Tuesday, September 20, 2016

The Conjuring 2


   I really liked the first Conjuring. I'm a pretty big fan of James Wan. He and Leigh Whannell have cranked out some absolute horror hits. I was nuts about the first few Saw movies, and I'll leap to their defense at the drop of a hat, any hat. I also loved the first two Insidious movies (haven't seen the newest one yet), and despite the fact that nothing was actually conjured (a fact my friend loves to point out)... I seriously enjoyed The Conjuring as well. So how did this sequel fare with this fan? Pretty damn well to be honest. I think Wan and company have outdone themselves.

   Ghost stories, hauntings, demonic possession... it's stuff that's only been done a thousand times on film. I've seen a bunch of them and actively try to avoid the middle-of-the-road stuff. However, even the best the genre has to offer is typically bound by overly familiar trappings. Based on a true story or not, The Conjuring and The Conjuring 2 are decent films that unfortunately fall prey to the same pitfall. Luckily, the amount of skill behind the camera save them from being boring or even bland. There's some next level trickery going on in these movies, and while my friend would love to point out that nothing is specifically conjured in this movie either, I'd say it at least conjured up some genuine scares.

   Ed and Lorraine Warren (Patrick Wilson, and Vera Farmiga, respectively) travel to London to help a local family out with a pretty pesky poltergeist- or something. I mean, Lorraine basically says 'no more cases' in the beginning of the movie, which seems like a familiar trope, but Wilson and Farmiga have excellent chemistry and they sell the hell out of their roles (no pun intended), so you can forgive a little genre familiarity and dialog that seems like you've heard it a dozen times before.

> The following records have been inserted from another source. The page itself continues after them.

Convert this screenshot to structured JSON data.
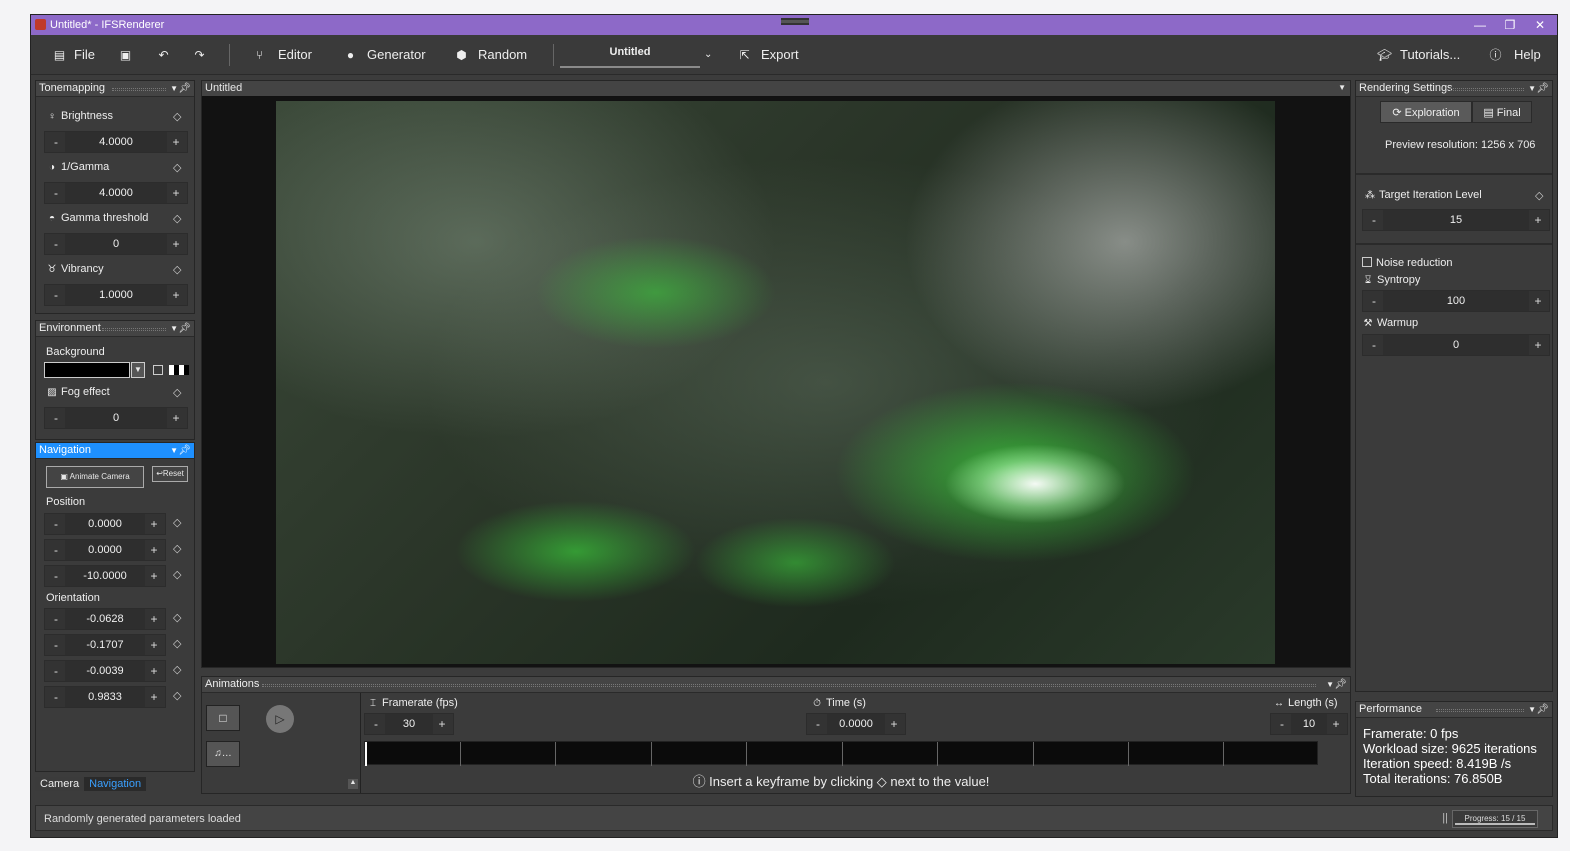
{
  "window": {
    "title": "Untitled* - IFSRenderer"
  },
  "toolbar": {
    "file": "File",
    "editor": "Editor",
    "generator": "Generator",
    "random": "Random",
    "tab": "Untitled",
    "export": "Export",
    "tutorials": "Tutorials...",
    "help": "Help"
  },
  "tonemapping": {
    "title": "Tonemapping",
    "brightness": {
      "label": "Brightness",
      "value": "4.0000"
    },
    "gamma": {
      "label": "1/Gamma",
      "value": "4.0000"
    },
    "gamma_threshold": {
      "label": "Gamma threshold",
      "value": "0"
    },
    "vibrancy": {
      "label": "Vibrancy",
      "value": "1.0000"
    }
  },
  "environment": {
    "title": "Environment",
    "background_label": "Background",
    "background_color": "#000000",
    "fog": {
      "label": "Fog effect",
      "value": "0"
    }
  },
  "navigation": {
    "title": "Navigation",
    "animate_camera": "Animate Camera",
    "reset": "Reset",
    "position_label": "Position",
    "position": [
      "0.0000",
      "0.0000",
      "-10.0000"
    ],
    "orientation_label": "Orientation",
    "orientation": [
      "-0.0628",
      "-0.1707",
      "-0.0039",
      "0.9833"
    ]
  },
  "bottom_tabs": [
    "Camera",
    "Navigation"
  ],
  "viewport": {
    "title": "Untitled"
  },
  "animations": {
    "title": "Animations",
    "framerate_label": "Framerate (fps)",
    "framerate": "30",
    "time_label": "Time (s)",
    "time": "0.0000",
    "length_label": "Length (s)",
    "length": "10",
    "hint": "ⓘ Insert a keyframe by clicking ◇ next to the value!"
  },
  "rendering": {
    "title": "Rendering Settings",
    "exploration": "Exploration",
    "final": "Final",
    "preview_resolution": "Preview resolution: 1256 x 706",
    "target_iteration": {
      "label": "Target Iteration Level",
      "value": "15"
    },
    "noise_reduction": "Noise reduction",
    "syntropy": {
      "label": "Syntropy",
      "value": "100"
    },
    "warmup": {
      "label": "Warmup",
      "value": "0"
    }
  },
  "performance": {
    "title": "Performance",
    "framerate": "Framerate: 0 fps",
    "workload": "Workload size: 9625 iterations",
    "speed": "Iteration speed: 8.419B /s",
    "total": "Total iterations: 76.850B"
  },
  "status": {
    "message": "Randomly generated parameters loaded",
    "progress_text": "Progress: 15 / 15",
    "progress_fraction": 1.0
  },
  "colors": {
    "accent": "#1e90ff",
    "titlebar": "#8d69c8"
  }
}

What I absolutely haven't heard before was Patrick Wilson's Elvis impression. Yes, step right up folks. Come for spooky nonsense, stay for Wilson's Elvis musical number. Fear not, it's much less ostentatious than it sounds.

   In point of fact, its one of the moments in the movie that really sells the whole thing. The Warrens are fun to watch. For all the running around, yelling, screaming, and latin-speaking that goes on, they feel like genuine characters. There's flavor to their personality and a bit of optimism, which goes a long way in such a bleak and oppressive genre. For once we've got protagonists who're actually pleasant people. Let the demons and the ghosts be the sullen and creepy ones. And, let me tell you, creepy doesn't even begin to adequately cover it. The Conjuring 2 brings no fewer than three scary entities to life in this tale. They're all exceptionally unsettling, but my favorite has got to be one called... "the crooked man".

   The movie taps into the kind of irrational fear you'd get from staring into the darkness for too long, or from wondering if someone/thing is behind you. All the goings-on in the movie take place in a run-down house, which has it's fair share of creaky floorboards, exposed piping, old rusty locks, squeaky hinges and the like, but most of all it has a creepy basement. What would movies like this be if basements weren't creepy? The icing on the cake is that it's a flooded basement. Oh ho ho... Again, none of this stuff is even remotely original, but there's expert timing and exceptional skill in how the scares and the atmosphere of the movie are manufactured.

   The Conjuring 2 is full of creepy and unsettling imagery and the whole movie is directed with cunning efficiency. The characters feel authentic,all the acting is really good, and the atmosphere is rich and spooky. What more could you want from another outing with the Warrens? For better or worse, The Conjuring 2 is just one big creaky, rotting, haunted house- pulling out all the stops to make us jump, squirm and try not to look. It does what it sets out to do, even if it's all built on a very very familiar foundation. I'd eagerly shell out for a third go-round with the demons and spirits from the Warrens' world.